The study grouped "delinquent" behaviors into separate categories including: violent delinquency including fighting at school, engaging in gang activity and carrying a weapon to school, property delinquency such as stealing or damaging property, plus other types of delinquency such as trespassing or running away from home, as well as some all-inclusive, triple-threat combos of the aforementioned behaviors.
Jackson says, "Our hope is that this research will lead to recognition among policymakers, practitioners, and parents that the growing trend of adolescent vaping is not simply 'unhealthy' - or worse, an innocuous pastime - but that it may, in fact, be a red flag or an early marker of risk pertaining to violence, property offending, and other acts of misconduct."

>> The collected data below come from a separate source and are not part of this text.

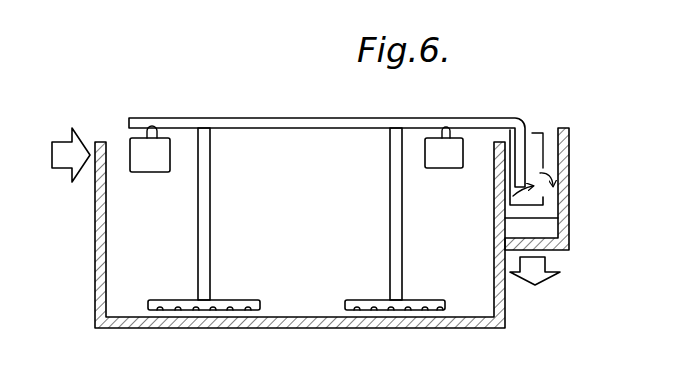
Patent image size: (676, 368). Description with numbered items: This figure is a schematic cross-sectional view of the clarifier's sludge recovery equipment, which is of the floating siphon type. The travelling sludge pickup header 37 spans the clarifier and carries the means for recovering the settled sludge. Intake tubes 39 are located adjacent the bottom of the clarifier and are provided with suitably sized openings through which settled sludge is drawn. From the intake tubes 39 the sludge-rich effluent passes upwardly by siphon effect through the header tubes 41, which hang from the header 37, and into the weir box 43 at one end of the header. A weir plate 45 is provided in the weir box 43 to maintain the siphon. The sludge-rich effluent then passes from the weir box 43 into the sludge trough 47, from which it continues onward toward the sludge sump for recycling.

The travelling sludge pickup header 37 is at (262, 118).
The intake tubes 39 is at (162, 300).
The header tubes 41 is at (203, 210).
The weir box 43 is at (533, 136).
The weir plate 45 is at (545, 195).
The sludge trough 47 is at (536, 236).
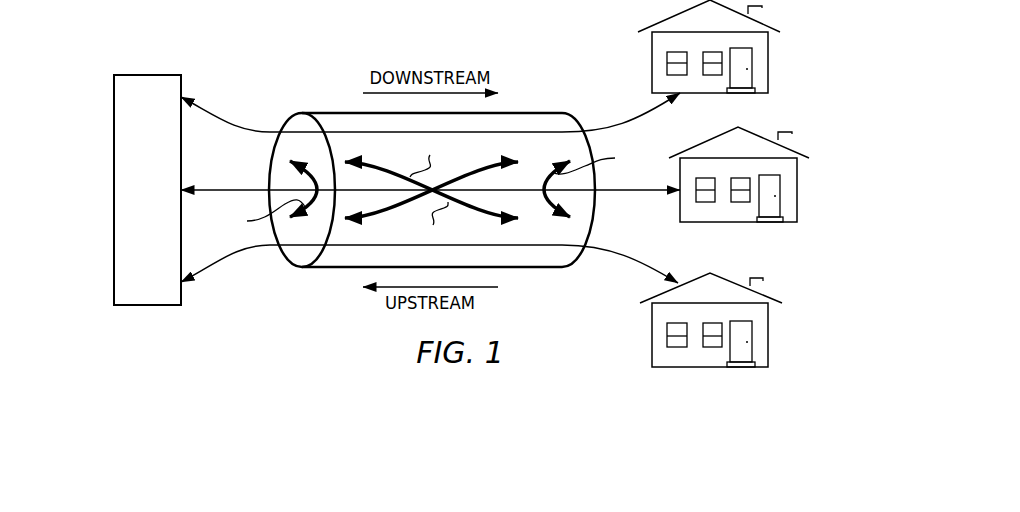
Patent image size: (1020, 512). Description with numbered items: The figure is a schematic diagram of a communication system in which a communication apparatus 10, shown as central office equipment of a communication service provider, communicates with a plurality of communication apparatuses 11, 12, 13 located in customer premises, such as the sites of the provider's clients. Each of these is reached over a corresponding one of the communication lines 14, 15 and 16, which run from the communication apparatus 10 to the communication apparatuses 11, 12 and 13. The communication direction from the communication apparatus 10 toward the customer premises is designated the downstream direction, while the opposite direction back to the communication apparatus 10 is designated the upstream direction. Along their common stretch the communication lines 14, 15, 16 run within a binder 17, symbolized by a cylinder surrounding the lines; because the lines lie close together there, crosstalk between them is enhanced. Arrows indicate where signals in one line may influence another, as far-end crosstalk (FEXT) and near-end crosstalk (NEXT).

The communication apparatus 10 is at (114, 191).
The communication apparatus 11 is at (768, 62).
The communication apparatus 12 is at (797, 190).
The communication apparatus 13 is at (768, 337).
The communication line 14 is at (228, 123).
The communication line 15 is at (223, 189).
The communication line 16 is at (230, 259).
The binder 17 is at (594, 216).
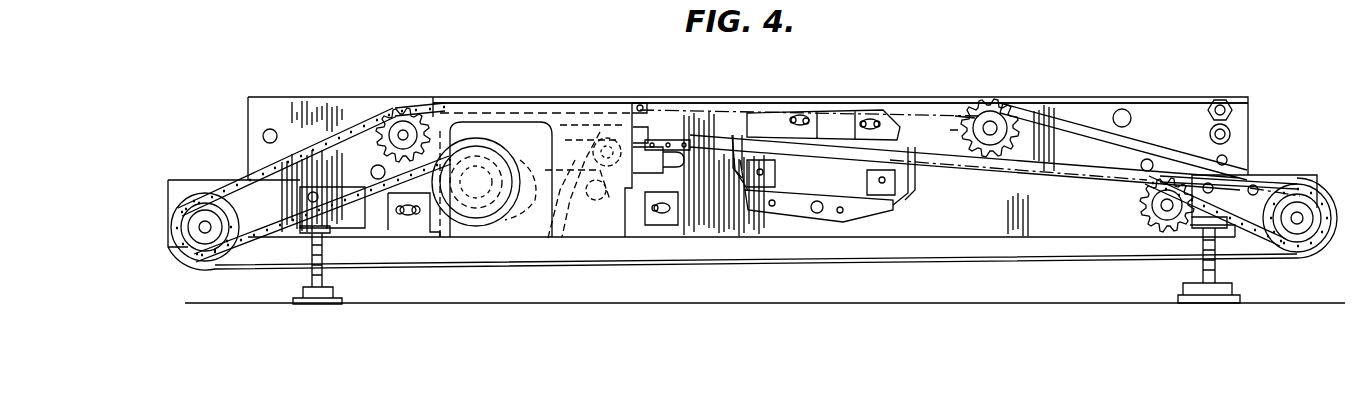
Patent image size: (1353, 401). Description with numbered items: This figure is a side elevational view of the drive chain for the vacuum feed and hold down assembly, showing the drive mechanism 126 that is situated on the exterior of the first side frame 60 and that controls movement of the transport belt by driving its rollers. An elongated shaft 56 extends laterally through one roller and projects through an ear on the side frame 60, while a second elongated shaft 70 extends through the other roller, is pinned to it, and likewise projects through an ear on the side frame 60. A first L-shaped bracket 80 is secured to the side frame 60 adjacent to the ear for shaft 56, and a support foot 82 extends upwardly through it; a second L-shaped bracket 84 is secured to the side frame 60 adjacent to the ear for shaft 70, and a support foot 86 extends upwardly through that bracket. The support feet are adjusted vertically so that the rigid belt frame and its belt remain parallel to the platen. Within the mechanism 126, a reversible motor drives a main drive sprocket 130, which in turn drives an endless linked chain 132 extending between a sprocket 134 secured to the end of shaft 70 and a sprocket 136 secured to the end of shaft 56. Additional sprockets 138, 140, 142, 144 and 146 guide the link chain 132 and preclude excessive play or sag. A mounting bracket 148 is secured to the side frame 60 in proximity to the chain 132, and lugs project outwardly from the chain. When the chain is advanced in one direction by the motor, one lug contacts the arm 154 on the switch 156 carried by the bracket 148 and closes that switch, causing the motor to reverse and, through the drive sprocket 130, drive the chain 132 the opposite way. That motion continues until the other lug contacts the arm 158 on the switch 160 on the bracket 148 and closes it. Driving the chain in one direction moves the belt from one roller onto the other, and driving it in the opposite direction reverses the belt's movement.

Centers for Disease Control and Prevention estimates that 4.9 million middle and high school students used some type of tobacco product in 2018, up from 3.6 million in 2017. Moreover, the percentage of high school-aged children who report using e-cigarettes increased by more than 75 percent between 2017 and 2018.
Separate research recently revealed that e-cigarette flavorings may be bad for the heart - a serious drawback for longtime smokers who switch to avoid tobacco smoke's cancer-causing chemicals. The flavorings have also been found to harm the lungs by causing inflammation, making vaping arguably as damaging as traditional smoking.